富山港線はなぜ「日本初のLRT」になりえたのか 2006年に路面電車化、鉄道路線として開業100年 紆余曲折の歴史
■約77年ぶりに運営が「里帰り」 このとき富山ライトレールは富山地方鉄道と合併し、富山港線は約77年ぶりに富山地方鉄道の路線に戻った。車両形式もTLRが取れて0600形となった。日本のLRTの代名詞的存在だった富山ライトレールという名前を、あっさり手放したことに驚かされた。 よって表面上はLRTらしさが薄れたような感じもするが、実際は環状線も低床車両、バリアフリー、トータルデザイン、インファンド工法が導入されており、市内電車では低床車両T100形への置き換えが進むなど、LRTの考え方は着実に浸透している。
では南北接続後、富山港線の利用者に動きはあったのだろうか。富山地方鉄道鉄軌道部営業課に尋ねたところ、「富山市が公表している『路面電車南北接続による効果について』に参考となる数字があります」と回答を得たので、早速目を通してみた。 そこでは新型コロナウイルス感染症流行直前の2019年と、3年後の2022年を比較しており、市内電車の利用者がコロナ禍もあって減少しているのに対し、富山港線は平日、休日ともに増えており、南北接続が効果を発揮していることがわかる。

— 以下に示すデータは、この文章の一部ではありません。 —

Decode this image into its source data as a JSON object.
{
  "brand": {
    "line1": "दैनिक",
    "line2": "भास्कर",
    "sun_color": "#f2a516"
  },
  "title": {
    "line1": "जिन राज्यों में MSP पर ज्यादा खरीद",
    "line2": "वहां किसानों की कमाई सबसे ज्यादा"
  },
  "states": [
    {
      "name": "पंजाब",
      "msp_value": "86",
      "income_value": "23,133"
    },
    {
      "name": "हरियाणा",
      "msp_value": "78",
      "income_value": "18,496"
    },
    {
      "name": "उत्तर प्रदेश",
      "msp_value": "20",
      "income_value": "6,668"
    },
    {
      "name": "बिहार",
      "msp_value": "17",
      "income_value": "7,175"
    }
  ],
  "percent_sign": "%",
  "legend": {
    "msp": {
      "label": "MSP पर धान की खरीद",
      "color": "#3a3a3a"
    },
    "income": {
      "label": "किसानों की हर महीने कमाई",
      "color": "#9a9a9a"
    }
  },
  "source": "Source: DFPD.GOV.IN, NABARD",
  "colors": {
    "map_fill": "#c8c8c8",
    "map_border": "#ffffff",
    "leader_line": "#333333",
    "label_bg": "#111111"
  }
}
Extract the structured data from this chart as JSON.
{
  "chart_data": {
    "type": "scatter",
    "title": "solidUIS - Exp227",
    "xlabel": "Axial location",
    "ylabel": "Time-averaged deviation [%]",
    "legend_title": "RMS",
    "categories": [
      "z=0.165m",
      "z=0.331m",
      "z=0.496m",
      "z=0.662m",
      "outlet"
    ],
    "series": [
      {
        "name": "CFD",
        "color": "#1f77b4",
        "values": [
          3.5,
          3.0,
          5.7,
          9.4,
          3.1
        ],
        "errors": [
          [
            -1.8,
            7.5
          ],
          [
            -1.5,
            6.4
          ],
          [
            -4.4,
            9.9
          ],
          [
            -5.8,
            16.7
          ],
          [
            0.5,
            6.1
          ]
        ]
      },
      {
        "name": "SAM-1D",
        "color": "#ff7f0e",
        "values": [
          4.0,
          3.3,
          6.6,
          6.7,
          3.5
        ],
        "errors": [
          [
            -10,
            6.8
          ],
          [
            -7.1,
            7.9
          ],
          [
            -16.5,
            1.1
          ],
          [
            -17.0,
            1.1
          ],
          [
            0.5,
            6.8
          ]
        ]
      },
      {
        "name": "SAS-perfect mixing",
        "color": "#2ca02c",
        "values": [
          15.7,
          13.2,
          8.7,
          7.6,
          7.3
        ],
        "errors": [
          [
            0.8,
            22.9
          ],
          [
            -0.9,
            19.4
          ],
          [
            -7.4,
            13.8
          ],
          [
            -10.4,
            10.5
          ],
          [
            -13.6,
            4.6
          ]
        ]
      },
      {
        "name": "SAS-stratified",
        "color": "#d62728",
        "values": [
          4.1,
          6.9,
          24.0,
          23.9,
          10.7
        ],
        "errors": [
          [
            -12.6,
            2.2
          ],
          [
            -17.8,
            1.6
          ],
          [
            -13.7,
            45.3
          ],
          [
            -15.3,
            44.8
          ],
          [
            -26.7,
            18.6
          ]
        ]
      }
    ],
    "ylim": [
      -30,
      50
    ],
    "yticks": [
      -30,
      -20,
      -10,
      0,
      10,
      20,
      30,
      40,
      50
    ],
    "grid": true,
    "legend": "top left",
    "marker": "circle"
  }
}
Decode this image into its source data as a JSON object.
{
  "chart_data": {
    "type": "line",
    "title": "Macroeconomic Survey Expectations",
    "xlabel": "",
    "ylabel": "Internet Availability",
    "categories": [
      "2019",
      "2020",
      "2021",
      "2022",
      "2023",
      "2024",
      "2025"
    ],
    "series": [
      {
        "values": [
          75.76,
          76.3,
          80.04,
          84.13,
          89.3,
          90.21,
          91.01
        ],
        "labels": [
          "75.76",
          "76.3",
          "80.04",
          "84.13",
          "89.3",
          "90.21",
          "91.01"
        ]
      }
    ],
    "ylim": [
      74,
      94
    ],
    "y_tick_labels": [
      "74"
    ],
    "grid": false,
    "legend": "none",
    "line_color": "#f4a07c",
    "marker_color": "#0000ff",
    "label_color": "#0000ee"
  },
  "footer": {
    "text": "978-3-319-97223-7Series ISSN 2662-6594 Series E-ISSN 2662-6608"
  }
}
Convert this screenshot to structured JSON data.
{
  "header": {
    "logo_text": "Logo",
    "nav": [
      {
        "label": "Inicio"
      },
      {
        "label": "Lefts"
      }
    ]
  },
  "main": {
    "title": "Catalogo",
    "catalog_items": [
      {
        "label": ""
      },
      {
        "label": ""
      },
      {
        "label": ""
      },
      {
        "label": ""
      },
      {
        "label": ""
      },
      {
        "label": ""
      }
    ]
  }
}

■南北接続の効果 富山港線の電車がすべて市内電車に直通するのに対して、市内電車は富山駅止まりが多いことも関係していそうだが、環状線が走る市の中心部まで乗り換えなしで行けるようになったことが大きそうだ。 南北を跨いだ利用者を駅・電停別に調べたデータもあり、富山港線では平日では乗車・降車ともにまんべんなく増えているのに対して、休日は特に終点の岩瀬浜駅や1つ手前の競輪場前駅の伸びが大きい。 東岩瀬―岩瀬浜駅周辺は、江戸時代から明治時代にかけて北前船の寄港地として栄えた頃の街並みが残っており、観光スポットとなっている。公共交通では富山港線と並行する富岩運河を航行する富岩水上ラインでもアクセスできるが、後者では富山駅側の環水公園と岩瀬カナル会館の間の乗船券に富山港線の片道乗車券がついており、1枚のチケットで2種類の乗り物が楽しめる。